AV is consulting and has a research agreement with Abbott for the modeling of H1N1 diffusion. The other authors have declared that no competing interests exist.


Number imported cases (May 8th) USA UK France Germany Brazil
Simulation Results 0 – 534 0 – 44 0 – 62 0 – 55 0 – 45
Surveillance data 85 (170) 17 11 9 3

Table 1: Cumulative number of imported cases from Mexico shown as the 99% reference range over 2,000 realizations on May 8 for a few countries. The simulations are obtained with the best estimate parameters of the baseline case of Ref. [9] and R0=1.75 [95%CI 1.64 to 1.88]. The number of imported infected individuals and of independent clusters correspond to the data given in Ref. [6] for US, and UK and the values in [23] for France, in [22] for Germany and in [24] for Brazil. No data was available to assess the possible presence of clusters in Germany and France. In the USA we report in parentheses the revised number considering the rate of unknown travel history in confirmed cases.

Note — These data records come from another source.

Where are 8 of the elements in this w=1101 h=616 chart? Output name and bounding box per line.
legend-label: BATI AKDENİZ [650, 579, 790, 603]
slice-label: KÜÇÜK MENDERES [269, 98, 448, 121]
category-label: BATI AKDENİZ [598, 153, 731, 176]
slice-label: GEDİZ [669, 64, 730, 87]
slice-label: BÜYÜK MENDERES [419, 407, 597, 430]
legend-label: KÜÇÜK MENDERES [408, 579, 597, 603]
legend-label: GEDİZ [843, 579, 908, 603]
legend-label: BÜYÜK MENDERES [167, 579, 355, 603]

Number of symptomatic cases in Mexico (Apr. the 30th)
Simulation Results [121,000 – 1,394,000]
Lower bound range of Ref. [6] 113,000-375,000
Estimate of Ref. [5] * 2,000 – 280,000
Mexican official report [7] (confirmed cases) 3,350

Table 2: Predictions of GLEaM for the size of the epidemic in Mexico on April 30 in thousands of cases and comparison with other approaches and with empirical data. The simulations are obtained with the best estimate parameters of the baseline case of Ref. [9] and show the 95% reference range over 2,000 stochastic realizations. The results are compared with the lower bound estimate range in [6], the estimate provided in Ref. [5] and the number of confirmed cases given by official reports [27]. *The interval provided for Ref. [5] is obtained by merging the results reported in the paper under different assumptions and including the 95% CI.